The thought now, even with slumped sales, is to expand as a way to grow that base of regionally loyal customers. “There’s constantly requests for us in other areas,” Dakis says. “So we’re asking ourselves, is this the time for growth? We wanted to move into a brick and mortar, but that’s gone now with everything that’s going on. So what do we do? Do we get a new truck, or wait this out?”

Perhaps the only person not stressing the current moment is BJ Yandall, the endlessly happy owner of longtime Hawaiian-Mexican pop-up Fiyahnesian, which operates across the southern Harbor region of LA County. “I’m really blessed,” Yandall says. “Ever since my food truck, business has been insane.” Yandall and his young family, all of whom feature prominently on Fiyahnesian’s colorful Instagram page, were initially uncertain about moving from their at-home garage cooking setup to take on the fees and uncertainty of a food truck. But with the deepening of the pandemic and crowds of locals congregating at their home — occasionally drawing the ire of neighbors — Yandall made the decision in June to go mobile. Almost overnight, his business exploded.

Triple Threat Truck parked on the street in LA.
The Triple Threat Truck
Wonho Frank Lee

That first night, on August 8, a two-hour line snaked through the Carson Christian Center parking lot, Yandall says. There were many familiar faces from the family’s close-knit Pacific Islander community and even more first-timers. “Some of the rappers who like my food, they wouldn’t come when it was in my garage,” says Yandall. “They would just send their bodyguards and stuff, because they’re all Samoan guys.” He laughs. “I know everybody, man.”

It’s that continued community that is keeping Fiyahnesian not just afloat, but sailing.
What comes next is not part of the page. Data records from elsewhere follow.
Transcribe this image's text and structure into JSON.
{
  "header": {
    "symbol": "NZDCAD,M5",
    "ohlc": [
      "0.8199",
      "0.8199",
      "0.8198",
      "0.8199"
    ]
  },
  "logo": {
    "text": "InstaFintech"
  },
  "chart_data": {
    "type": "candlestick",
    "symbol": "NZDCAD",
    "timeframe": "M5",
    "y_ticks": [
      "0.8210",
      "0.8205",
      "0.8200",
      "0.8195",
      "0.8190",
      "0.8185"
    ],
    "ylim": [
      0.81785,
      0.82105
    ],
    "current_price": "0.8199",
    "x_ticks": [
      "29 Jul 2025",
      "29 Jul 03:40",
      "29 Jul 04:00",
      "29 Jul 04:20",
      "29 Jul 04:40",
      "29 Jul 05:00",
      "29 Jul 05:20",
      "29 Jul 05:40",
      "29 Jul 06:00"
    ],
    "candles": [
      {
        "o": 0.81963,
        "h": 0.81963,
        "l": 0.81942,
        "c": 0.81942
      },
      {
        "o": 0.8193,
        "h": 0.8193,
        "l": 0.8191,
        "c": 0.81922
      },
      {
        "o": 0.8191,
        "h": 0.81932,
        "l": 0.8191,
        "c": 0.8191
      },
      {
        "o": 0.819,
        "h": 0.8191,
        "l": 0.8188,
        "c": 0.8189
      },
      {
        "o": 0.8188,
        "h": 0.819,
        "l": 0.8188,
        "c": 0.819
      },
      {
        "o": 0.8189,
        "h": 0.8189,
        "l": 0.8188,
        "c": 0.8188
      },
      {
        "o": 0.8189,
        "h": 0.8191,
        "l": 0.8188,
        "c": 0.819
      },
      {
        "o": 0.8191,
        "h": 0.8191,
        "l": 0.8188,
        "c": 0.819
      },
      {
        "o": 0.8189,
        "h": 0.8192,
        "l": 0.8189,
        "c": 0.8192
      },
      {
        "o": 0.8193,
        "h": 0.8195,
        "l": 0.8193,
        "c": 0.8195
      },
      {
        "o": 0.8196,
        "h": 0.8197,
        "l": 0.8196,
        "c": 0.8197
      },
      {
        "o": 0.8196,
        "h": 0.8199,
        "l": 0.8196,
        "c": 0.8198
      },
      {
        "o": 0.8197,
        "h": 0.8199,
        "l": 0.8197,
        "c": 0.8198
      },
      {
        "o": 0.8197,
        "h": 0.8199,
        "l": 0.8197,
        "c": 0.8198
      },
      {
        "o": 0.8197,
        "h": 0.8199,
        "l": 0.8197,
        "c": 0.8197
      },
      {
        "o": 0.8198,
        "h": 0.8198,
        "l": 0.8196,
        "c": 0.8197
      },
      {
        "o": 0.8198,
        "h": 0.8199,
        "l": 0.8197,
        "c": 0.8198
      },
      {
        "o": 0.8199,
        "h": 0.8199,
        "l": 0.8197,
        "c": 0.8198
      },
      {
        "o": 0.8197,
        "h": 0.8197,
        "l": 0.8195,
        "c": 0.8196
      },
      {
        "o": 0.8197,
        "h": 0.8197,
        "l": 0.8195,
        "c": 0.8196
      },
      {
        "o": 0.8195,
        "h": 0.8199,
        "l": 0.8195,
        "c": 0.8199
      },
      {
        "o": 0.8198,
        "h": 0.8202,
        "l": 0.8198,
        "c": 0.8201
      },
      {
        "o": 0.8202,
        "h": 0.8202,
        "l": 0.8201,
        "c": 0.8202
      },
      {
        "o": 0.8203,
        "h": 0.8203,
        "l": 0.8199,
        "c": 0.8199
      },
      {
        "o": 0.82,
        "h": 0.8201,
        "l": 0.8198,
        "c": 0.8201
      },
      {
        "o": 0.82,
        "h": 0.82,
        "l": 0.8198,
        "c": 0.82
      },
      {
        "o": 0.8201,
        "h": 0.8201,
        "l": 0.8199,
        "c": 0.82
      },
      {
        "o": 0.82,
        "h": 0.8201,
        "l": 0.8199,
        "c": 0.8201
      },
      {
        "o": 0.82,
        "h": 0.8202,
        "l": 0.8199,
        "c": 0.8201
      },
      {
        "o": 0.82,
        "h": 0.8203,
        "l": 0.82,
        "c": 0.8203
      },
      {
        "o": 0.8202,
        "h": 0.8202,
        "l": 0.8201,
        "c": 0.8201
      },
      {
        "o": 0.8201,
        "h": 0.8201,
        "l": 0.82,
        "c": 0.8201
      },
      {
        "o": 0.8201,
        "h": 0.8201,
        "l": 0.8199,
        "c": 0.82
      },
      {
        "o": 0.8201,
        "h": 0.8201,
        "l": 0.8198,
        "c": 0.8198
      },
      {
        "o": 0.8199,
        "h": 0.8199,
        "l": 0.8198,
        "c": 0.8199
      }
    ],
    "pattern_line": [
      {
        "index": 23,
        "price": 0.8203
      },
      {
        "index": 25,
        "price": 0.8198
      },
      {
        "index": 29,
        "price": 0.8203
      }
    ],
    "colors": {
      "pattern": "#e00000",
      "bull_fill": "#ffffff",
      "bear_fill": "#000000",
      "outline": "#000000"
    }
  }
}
Yandall and the crew recently completed a round of small private events in San Diego County, and they park three to four days a week for evening service in Carson. Plans are in place to add staff and expand into longer hours, including lunch, to help spread the enduring lines out a little bit.

For now, Yandall simply says he’s fortunate to be one of the few trucks making it work during all this uncertainty. Truth be told, he admits, the family had planned to open a restaurant space just before things went sideways. Now the truck has expanded his reach while still letting him interact with his community and continue to feed his family. “I thank God, man,” he says. “I’m just so blessed.”